Regarding: "should summarize first using tximport. There is a vignette for that package that you should read." Thank you. I saw something in: https://bioconductor.riken.jp/packages/3.7/bioc/vignettes/tximport/inst/doc/tximport.html#rsem
Regarding: "you shouldn't expect to have a unimodal distribution! ". A) I tried many kind of filtering ( even reduced number of transcripts by 90%) and still got a peak below zero (for logcm)). This makes biologial sense- since there are over 90 treatments, it makes sense that there is zero expression in some of them for the great majority of the genes. B) My worry is, that many of the statistical tests evaluating if genes (or transcripts) are significantly differentially expressed are based on the assumption of normal distribution. (e.g., "in limma, linear modelling is carried out on the log-CPM values which are assumed to be normally distributed ", https://www.bioconductor.org/packages/devel/workflows/vignettes/RNAseq123/inst/doc/limmaWorkflow.html). Do you think it is possible to apply voom on non-normal distribution?
Thank you,
Arik
The histogram of logcpm values you are looking at is completely irrelevant. limma makes no assumptions whatsoever about the distribution of expression levels between genes or transcripts. The histogram does not need to be normally distributed. The histogram could look like a camel with three humps for all limma cares.
The assumption of normality mentioned in the 1-2-3 workflow is something different, it refers to the distribution of residuals within a gene, something you cannot easily examine. Basically, you don't need to worry about this assumption. If you use expected counts from RSEM, then the assumption will be taken care of by voom and limma.

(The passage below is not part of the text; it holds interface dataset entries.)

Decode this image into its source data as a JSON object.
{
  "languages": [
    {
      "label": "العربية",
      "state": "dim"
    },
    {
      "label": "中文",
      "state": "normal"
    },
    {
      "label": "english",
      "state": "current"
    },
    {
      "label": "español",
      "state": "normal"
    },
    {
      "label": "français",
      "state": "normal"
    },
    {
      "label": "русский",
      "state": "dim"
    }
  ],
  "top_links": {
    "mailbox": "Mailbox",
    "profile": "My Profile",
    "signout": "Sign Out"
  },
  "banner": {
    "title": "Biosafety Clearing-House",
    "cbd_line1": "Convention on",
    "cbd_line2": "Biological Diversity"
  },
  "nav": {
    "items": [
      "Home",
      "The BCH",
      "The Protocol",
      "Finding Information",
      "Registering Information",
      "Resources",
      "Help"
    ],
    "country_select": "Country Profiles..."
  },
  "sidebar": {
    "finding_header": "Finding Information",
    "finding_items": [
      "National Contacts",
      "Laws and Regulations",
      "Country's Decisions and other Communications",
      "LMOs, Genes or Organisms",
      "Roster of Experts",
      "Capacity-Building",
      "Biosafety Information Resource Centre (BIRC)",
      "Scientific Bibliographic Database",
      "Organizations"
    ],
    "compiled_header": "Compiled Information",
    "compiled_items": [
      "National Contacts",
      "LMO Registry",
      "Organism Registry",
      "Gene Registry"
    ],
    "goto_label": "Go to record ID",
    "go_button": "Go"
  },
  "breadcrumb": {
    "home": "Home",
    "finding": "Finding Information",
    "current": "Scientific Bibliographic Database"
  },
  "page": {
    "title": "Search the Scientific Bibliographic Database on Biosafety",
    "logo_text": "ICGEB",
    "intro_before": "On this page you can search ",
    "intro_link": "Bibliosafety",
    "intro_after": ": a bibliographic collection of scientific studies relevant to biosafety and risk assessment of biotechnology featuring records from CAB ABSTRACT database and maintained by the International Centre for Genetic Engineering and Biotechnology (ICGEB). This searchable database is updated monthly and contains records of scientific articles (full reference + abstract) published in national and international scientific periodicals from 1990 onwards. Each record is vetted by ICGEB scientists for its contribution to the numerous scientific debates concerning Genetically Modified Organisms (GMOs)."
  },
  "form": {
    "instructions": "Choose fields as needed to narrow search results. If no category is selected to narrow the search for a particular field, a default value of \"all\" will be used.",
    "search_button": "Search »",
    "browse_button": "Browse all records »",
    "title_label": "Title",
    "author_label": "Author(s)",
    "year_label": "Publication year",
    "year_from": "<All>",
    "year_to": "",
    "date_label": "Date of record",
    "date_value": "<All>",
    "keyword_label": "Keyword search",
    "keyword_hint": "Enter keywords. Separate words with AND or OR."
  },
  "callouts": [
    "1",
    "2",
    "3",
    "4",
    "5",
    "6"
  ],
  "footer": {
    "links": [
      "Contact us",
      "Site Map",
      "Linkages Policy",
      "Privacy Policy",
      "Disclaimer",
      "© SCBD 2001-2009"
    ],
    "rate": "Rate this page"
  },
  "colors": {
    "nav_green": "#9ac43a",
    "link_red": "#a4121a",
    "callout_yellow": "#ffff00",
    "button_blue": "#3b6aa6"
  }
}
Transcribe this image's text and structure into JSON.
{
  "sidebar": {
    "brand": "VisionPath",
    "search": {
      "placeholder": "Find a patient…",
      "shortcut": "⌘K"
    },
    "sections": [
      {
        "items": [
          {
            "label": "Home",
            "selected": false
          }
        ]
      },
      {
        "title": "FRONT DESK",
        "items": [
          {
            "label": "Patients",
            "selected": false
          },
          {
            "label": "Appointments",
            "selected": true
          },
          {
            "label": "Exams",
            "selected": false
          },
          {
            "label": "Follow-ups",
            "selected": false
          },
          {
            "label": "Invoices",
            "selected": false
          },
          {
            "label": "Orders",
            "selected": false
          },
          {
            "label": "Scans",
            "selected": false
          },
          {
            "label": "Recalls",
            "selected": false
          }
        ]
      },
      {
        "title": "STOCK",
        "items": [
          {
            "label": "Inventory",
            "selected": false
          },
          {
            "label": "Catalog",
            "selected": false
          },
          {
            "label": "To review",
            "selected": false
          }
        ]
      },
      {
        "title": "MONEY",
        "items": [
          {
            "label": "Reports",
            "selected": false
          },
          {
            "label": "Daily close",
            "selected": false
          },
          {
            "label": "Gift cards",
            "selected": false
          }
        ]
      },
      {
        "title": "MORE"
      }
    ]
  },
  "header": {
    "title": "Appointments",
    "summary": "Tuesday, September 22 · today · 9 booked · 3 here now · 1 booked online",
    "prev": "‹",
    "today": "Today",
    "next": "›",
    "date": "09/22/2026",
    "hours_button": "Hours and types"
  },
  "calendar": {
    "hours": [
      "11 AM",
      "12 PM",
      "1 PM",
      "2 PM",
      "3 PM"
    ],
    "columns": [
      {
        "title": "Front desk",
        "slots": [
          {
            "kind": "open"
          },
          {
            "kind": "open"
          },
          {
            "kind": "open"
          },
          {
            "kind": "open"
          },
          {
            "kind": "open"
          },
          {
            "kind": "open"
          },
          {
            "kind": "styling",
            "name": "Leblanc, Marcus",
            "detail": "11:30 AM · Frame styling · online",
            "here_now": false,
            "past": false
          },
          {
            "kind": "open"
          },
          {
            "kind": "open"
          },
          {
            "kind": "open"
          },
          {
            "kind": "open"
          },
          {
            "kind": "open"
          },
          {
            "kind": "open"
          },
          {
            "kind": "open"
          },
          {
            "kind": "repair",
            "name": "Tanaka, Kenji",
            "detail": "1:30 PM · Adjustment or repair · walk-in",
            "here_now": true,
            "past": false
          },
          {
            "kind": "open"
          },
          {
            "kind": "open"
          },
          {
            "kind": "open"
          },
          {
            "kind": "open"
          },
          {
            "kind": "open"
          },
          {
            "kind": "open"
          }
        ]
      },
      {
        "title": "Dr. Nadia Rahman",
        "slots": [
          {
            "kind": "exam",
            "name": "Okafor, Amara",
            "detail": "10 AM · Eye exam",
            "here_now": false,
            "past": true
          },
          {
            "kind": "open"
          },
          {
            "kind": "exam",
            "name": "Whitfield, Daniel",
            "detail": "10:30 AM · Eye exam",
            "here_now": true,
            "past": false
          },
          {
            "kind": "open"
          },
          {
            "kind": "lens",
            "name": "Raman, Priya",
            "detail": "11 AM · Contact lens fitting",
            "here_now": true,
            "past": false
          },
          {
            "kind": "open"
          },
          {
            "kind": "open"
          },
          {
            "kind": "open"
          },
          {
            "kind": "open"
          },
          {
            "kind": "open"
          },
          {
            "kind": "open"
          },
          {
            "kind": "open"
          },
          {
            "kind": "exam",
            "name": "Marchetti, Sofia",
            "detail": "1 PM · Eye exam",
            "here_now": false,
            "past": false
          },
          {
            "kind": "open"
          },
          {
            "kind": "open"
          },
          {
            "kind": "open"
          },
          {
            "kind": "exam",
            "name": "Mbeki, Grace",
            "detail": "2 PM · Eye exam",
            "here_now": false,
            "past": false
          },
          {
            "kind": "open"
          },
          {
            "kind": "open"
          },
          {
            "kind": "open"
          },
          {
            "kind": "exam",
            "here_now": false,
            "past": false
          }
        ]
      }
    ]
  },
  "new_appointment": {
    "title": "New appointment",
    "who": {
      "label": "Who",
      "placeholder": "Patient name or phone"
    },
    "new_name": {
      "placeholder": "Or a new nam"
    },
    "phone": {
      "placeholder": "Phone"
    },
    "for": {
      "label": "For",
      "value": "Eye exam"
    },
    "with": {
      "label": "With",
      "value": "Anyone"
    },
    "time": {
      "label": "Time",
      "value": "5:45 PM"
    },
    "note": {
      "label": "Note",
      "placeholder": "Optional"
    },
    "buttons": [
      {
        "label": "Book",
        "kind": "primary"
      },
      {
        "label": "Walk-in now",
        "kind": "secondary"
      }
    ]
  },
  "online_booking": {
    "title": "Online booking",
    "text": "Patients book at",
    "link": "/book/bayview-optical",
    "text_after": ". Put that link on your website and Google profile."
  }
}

If there was any need to check assumptions by looking at histograms of log-CPM values, then that would have been explained in the 1-2-3 workflow.
Dear, Professor Smyth, Thank you very much.
Regarding: "The histogram does not need to be normally distributed.... could look like a camel with three humps ..."
I understand it is true for all limma tests not only voom, is it correct?
Regrading "distribution of residuals within a gene".
Could you please explain what does it mean? Is it something like distribution of: (Xi-Xavg), were Xi is an expression value for a gene X in a given sample i, and avg is average expression of that gene (i.e., average of row in expression matrix were cols=samples, rows = genes)?
Could you please help me and explain or send a protocol explaining:
What is the procedure needed (e.g., which normalization is needed? is rounding of decimals needed?) before using limma voom on RSEM values?
Regarding my previous request I saw in tximport vignettes the following procedure (https://bioconductor.riken.jp/packages/3.7/bioc/vignettes/tximport/inst/doc/tximport.html#rsem):
files <- file.path(dir, "rsem", samples$run, paste0(samples$run, ".genes.results.gz"))
names(files) <- paste0("sample", 1:6)
txi.rsem <- tximport(files, type = "rsem", txIn = FALSE, txOut = FALSE)
y <- DGEList(txi$counts)
y <- calcNormFactors(y)
design <- model.matrix(~condition, data = sampleTable)
v <- voom(y, design)
Is this procedure above enough to calculate voom limma ?
Or is there a need to do also additional normalization? Like the procedure suggested for edgeR in the same tximport vignettes?
In this regards, the vignettes describes two major possibilities for edgeR, which is the correct one for RSEM?:
1. The "bias corrected counts without an offset” method:
Use the tximport argument countsFromAbundance="lengthScaledTPM" or "scaledTPM", and then to use the gene-level count matrix txi$counts directly as you would a regular count matrix with these software I guess it means one should us ethe following import command:
txi.rsem <- tximport(files, type = "rsem", txIn = FALSE, txOut = FALSE, countsFromAbundance = "lengthScaledTPM")
2. The “original counts and offset” method:
library(edgeR)
cts <- txi$counts
normMat <- txi$length
normMat <- normMat/exp(rowMeans(log(normMat)))
library(edgeR)
o <- log(calcNormFactors(cts/normMat)) + log(colSums(cts/normMat))
y <- DGEList(cts)
y$offset <- t(t(log(normMat)) + o)
Thank you very much again for your kind help,
Arik
None of this is at all relevent. The distribution of Xi-Xavg does not need to be normal. You do not need tximport. See my separate answer.